In the chapter on “Plato and Aristotle” in the Lectures on the History of Philosophy, Hegel praises Aristotle's work for displaying a principle of “pure subjectivity” that, by contrast, he considers largely absent from the Platonic corpus:
In general, Platonic thinking [das Platonische] represents objectivity, but it lacks a principle of life, a principle of subjectivity; and this principle of life, of subjectivity, not in the sense of a contingent, merely particular subjectivity, but in the sense of pure subjectivity, is proper to Aristotle.

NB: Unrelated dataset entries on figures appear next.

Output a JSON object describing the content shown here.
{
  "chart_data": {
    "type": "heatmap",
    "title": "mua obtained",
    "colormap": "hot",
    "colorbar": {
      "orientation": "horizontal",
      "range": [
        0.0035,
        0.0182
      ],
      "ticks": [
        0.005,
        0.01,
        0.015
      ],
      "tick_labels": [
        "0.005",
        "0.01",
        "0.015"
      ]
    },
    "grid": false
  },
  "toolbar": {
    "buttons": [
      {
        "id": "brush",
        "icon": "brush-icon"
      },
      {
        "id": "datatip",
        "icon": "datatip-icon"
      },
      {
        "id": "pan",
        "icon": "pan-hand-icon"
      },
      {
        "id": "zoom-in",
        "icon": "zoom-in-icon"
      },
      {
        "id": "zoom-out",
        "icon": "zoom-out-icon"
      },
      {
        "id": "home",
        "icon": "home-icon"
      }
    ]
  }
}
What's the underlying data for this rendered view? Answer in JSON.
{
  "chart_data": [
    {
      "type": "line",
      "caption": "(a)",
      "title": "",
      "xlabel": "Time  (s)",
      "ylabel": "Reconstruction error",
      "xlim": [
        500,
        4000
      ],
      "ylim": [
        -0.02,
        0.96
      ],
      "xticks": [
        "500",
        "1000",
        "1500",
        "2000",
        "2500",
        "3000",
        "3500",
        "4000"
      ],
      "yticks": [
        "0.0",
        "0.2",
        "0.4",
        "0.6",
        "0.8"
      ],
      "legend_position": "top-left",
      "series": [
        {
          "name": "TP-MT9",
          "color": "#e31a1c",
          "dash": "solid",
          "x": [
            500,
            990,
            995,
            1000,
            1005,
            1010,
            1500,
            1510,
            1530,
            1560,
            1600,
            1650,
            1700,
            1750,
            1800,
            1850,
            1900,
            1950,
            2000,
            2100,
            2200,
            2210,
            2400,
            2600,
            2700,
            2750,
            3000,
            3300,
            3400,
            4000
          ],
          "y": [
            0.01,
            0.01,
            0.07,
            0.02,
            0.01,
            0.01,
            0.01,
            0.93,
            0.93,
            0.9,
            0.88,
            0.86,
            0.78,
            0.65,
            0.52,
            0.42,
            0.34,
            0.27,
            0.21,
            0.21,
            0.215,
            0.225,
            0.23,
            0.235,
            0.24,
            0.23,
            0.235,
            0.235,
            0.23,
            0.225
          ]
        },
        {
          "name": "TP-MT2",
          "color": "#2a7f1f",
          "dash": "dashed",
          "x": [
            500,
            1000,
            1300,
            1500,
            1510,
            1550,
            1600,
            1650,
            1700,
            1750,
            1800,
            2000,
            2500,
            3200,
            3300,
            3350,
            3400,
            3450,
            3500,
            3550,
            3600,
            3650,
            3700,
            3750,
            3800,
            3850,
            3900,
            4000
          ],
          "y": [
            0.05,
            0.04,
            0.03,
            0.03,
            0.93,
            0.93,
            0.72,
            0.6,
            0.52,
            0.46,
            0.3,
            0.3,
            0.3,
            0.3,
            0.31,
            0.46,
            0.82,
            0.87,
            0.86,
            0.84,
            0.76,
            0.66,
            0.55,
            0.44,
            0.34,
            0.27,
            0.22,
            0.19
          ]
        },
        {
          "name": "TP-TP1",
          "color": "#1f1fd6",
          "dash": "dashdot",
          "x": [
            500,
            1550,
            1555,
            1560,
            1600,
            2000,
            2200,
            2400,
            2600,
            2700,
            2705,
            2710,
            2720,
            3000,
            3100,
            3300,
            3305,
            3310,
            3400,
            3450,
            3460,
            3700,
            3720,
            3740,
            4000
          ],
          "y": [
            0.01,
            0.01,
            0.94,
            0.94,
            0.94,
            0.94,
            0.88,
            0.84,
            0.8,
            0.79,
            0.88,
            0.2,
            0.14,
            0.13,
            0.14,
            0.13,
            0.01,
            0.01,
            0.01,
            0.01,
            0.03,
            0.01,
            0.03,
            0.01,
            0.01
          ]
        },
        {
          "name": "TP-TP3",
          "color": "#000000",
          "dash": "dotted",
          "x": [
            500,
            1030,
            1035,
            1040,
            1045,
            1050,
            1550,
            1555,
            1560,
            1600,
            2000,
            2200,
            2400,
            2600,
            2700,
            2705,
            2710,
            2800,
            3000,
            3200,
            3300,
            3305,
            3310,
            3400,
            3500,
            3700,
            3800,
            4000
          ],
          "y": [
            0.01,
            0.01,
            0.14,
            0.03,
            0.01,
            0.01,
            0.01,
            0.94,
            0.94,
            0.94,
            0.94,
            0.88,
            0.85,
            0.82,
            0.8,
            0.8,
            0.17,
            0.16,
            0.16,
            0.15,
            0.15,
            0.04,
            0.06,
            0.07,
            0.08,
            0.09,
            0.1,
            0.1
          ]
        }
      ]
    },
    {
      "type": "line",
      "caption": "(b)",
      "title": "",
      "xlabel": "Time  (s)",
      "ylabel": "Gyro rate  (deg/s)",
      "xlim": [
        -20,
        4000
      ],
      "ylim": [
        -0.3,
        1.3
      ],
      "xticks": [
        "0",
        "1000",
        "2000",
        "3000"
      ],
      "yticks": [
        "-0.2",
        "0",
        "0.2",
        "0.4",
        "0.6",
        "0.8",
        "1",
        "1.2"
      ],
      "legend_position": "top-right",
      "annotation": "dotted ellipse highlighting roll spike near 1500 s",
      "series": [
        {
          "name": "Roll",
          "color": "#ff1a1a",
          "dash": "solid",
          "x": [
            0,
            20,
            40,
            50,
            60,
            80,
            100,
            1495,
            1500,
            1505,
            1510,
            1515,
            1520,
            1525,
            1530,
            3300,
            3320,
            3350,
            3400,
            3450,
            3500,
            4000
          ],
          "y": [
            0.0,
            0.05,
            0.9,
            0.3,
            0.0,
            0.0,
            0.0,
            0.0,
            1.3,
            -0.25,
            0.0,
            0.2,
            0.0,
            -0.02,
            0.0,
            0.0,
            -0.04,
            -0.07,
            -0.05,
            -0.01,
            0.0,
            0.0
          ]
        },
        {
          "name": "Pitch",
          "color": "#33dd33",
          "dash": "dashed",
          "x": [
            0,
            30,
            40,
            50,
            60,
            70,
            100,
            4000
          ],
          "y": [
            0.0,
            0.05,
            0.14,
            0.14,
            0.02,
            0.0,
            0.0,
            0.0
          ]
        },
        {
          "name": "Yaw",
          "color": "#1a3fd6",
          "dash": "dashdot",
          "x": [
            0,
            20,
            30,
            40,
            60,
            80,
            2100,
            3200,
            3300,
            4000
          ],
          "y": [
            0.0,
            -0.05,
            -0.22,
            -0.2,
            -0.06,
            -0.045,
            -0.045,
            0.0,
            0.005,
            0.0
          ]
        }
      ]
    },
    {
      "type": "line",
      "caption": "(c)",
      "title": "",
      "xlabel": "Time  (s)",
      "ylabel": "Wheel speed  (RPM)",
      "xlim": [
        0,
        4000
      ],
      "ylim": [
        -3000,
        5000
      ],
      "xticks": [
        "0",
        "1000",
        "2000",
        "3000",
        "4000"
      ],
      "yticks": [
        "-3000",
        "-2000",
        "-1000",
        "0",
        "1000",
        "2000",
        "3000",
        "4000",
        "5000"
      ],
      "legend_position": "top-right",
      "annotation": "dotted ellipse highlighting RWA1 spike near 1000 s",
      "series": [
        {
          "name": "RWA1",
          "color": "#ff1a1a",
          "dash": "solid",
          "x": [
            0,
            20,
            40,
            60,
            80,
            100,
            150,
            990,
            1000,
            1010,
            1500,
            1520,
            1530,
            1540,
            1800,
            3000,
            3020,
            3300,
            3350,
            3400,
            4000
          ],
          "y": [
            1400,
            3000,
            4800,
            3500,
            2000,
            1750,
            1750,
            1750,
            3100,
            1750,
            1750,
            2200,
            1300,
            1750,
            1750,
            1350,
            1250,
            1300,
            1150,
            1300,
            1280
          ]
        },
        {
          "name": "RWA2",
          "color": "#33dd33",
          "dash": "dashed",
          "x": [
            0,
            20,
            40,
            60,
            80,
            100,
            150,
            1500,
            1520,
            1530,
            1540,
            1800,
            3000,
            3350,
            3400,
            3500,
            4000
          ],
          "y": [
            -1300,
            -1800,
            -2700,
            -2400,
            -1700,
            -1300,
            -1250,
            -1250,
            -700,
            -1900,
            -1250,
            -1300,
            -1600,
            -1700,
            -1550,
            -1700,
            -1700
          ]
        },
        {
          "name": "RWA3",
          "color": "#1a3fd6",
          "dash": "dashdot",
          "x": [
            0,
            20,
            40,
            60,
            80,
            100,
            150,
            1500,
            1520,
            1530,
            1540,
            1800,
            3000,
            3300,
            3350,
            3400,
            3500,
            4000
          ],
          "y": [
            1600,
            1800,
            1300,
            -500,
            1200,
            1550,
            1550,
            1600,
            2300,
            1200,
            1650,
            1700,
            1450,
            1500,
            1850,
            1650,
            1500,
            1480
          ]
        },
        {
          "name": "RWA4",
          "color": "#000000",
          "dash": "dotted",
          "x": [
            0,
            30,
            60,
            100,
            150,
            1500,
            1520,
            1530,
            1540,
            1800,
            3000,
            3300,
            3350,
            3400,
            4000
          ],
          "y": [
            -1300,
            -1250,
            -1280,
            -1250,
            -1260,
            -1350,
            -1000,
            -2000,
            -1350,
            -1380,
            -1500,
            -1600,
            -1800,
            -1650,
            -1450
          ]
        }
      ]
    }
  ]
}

(W 19: 153)Elsewhere and repeatedly, Hegel refers to Aristotelian conceptions of organic life and of thinking – especially from the Metaphysics and the De Anima – as the first speculative insights to be found in the history of (Western) philosophy.
A “speculative insight” in Hegel's sense may be characterized in a general way as grasp of the thinking subject's theoretical and practical relation to itself, that is, as theoretical self-knowing and practical self-will. “Speculative” is any concept that grasps (holds together intelligibly) what other kinds of cognition keep asunder, for example, the subjective and objective dimensions of a phenomenon or a state of affairs. But even independently of a detailed analysis of the meaning of speculative insight or a speculative principle, one is struck by the apparent inconsistency of these claims on Aristotle with Hegel's overall view of the logically necessary stages of philosophical thinking in history.